年輕人恥笑幾聲:“他黃毛小兒,為了逞英雄非要去帶病打仗,身體可不比不過其他人麽?”

又有人問:“可是彧王殿下與他同進同出,二人可是最親密的夫妻,怎麽現在彧王殿下倒是好端端的?”

那年輕人的表情變得旖旎起來,意味深長地說:“他二人到底是伉儷情深,還是表面夫妻,可是真不好說啊......”

那發問的人便不吭聲了。

二人畢竟是特殊的夫妻,毫無感情基礎,連個子嗣都留不下來。一方是為了掩飾裴肆身體有疾,一方是為了敲打神武侯,無論從哪個角度來看,都不會是一樁多麽美滿的婚姻。

最開始那位老者還想說些什麽,可是大部分人的思路都被這年輕帶走了去,紛紛去討論鐘魚染病的可能性了。

酒樓這種地方,話向來是傳播得最快最廣的。不出一天,“鐘魚將疫病帶到蓮京來”的言論便已甚囂塵上,百姓們口口相傳,不滿的情緒日漸高漲。

鐘魚是救駕有功不錯。可是對於普通百姓來說,王朝興衰更疊跟他們的聯系本就不大,他們只求能吃飽穿暖、能有個地方安穩度日即可。傳說中的少年英雄,和如今惶惶不可終日的生活比起來,自然是後者在所有人心中占的地位更重。

“這都說的是什麽混賬話!”神武侯憤怒地將一個茶盞摔在地上,立刻四分五裂。他巋巍的身子猛然站了起來,逼近到裴肆面前,眼中卻是濃濃的悲哀,“我兒被如此侮辱,彧王殿下,您有什麽打算?”

朱紅寶座上的裴肆眼睫低垂,遮住了眼眸中的各種情緒。他端坐著,身上早已換上了新的衣袍,只因鐘魚說了,要讓他漂漂亮亮地去見自己。

那日他很快蘇醒過來,可是遍尋府中都見不到自家的魚兒。三青紅著眼眶跟他說王妃自願和李承儀走了,裴肆只覺得天旋地轉。

他來不及管許多,立刻讓折久備轎——不,備馬,他要快馬加鞭趕到皇宮面見聖上,把他的小魚搶回來!

然而,當裴肆進宮的時候,為首的太監臉色訕訕,小心翼翼地說皇帝今日身體不適,誰都不見,請他還是回去。

裴肆雙手垂在身邊捏緊成拳,深深呼進一口氣,強迫自己冷靜下來,沈聲說:“本王有要事相商,還請公公給父皇遞個話。”

首領太監面色更加為難了。他湊近了些,低聲對裴肆道:“彧王殿下,您這是何苦?皇上如今一點點關於疫病的消息都聽不得了,更別說您是為了那位來的,如今進去不還是火上澆油?”

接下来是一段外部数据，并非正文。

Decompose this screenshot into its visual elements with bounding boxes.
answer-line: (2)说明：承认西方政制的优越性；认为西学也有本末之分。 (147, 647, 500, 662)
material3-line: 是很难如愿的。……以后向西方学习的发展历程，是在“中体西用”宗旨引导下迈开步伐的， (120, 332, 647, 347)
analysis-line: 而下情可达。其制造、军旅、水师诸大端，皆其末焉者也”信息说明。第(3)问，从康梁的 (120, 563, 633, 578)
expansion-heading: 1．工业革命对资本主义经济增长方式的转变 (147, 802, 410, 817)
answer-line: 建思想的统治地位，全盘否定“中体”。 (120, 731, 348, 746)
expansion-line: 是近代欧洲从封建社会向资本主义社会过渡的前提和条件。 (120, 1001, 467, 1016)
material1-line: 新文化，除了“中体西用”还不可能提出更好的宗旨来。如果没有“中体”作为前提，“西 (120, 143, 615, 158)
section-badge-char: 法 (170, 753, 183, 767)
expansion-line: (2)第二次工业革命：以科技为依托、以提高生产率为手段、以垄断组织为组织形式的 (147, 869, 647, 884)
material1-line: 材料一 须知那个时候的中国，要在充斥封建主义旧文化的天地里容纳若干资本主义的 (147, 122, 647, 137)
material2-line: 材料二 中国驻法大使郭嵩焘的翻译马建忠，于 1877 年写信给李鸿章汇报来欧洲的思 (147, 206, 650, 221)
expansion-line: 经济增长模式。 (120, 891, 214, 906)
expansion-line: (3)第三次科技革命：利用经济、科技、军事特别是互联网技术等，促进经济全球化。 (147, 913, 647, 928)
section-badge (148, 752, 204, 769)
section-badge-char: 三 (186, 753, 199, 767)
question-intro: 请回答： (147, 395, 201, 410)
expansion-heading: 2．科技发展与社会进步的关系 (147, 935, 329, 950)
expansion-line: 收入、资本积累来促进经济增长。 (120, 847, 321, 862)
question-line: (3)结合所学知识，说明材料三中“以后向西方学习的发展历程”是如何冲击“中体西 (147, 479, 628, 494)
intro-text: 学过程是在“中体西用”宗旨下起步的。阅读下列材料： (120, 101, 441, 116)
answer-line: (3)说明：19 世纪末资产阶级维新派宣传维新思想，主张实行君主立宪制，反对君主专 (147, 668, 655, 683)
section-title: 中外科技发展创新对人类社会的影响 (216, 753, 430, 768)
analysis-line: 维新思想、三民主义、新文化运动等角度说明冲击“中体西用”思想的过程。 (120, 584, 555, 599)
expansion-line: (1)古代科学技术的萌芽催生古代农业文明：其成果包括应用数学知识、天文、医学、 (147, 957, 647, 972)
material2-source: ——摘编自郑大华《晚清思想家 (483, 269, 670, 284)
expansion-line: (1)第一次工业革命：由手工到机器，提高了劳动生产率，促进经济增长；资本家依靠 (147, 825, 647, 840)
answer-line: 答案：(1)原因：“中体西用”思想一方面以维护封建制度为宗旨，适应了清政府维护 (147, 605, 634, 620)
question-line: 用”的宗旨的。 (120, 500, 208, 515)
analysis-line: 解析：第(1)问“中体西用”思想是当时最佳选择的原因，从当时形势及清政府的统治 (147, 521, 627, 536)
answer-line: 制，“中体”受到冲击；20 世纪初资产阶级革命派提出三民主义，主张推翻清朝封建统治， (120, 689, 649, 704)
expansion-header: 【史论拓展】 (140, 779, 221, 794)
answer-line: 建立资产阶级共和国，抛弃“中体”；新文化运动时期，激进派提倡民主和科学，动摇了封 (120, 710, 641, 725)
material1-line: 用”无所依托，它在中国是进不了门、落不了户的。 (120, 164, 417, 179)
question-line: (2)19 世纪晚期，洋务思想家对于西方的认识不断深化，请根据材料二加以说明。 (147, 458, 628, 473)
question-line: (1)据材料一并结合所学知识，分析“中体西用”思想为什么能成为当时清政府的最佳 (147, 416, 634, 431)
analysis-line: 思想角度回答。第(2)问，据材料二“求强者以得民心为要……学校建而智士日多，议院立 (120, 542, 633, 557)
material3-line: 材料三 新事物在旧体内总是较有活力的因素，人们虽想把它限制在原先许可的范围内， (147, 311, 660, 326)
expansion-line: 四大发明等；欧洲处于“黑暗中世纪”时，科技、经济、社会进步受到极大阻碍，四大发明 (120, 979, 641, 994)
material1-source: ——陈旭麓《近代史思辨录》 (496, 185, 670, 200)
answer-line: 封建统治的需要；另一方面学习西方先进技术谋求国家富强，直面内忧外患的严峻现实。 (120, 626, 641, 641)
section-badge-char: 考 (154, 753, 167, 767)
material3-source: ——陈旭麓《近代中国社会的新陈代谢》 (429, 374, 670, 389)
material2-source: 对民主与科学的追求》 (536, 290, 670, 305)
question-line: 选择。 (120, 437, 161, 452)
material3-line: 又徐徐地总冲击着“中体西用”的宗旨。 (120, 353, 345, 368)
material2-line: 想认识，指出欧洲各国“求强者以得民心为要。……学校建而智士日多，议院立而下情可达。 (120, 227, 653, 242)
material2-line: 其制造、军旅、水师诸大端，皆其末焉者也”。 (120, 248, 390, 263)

他挺喜歡這位彧王殿下。雖然外界都傳他陰鷙險惡,可是裴肆對待下人的脾氣都還不錯,說話也客客氣氣的,讓人聽著受用,此刻也忍不住多跟他說了一嘴。

裴肆擡眸看了他一眼,臉上不見情緒。他突然後退幾步,拉開自己與首領太監之間的距離,在宮人們震驚的目光下,猛地一甩長袍,跪在了地上。

折久也是一驚,本能地跟著往下跪,俯首深深埋了下去,安靜地跪在這大殿之外。

“彧王殿下......”首領公公還想再說些什麽,卻聽裴肆開口了。

他聲音低沈,一個字一個字硬邦邦砸在地面上的時候很有力度。裴肆深深叩首,面對著不知能否有回應的深深宮殿,揚聲道:“兒臣裴肆,請求協助忠伯侯,一同徹查瘟疫一事!”

沒有回應,裴肆也不放棄,保持著跪地的姿勢,又將這句話重覆了一遍。

“兒臣裴肆,請求協助忠伯侯,一同徹查瘟疫一事!”

一遍一遍,擲地有聲,叫人想忽略都難。

宮人們不敢妄言,可望向裴肆的眼神中都是震驚和意外。

誰還記得,當初裴肆如此在皇帝面前做小,還是因為主動請纓去五路口的戰場?

領兵打仗是為了誰,如今徹查疫病又是為了誰?

外人不明,只道是裴肆為了同皇室一起震懾鐘家,這才折辱鐘家世子,將人強娶回府。可是這些年,皇宮之中樁樁件件事,哪一件裴肆虧待了鐘魚去?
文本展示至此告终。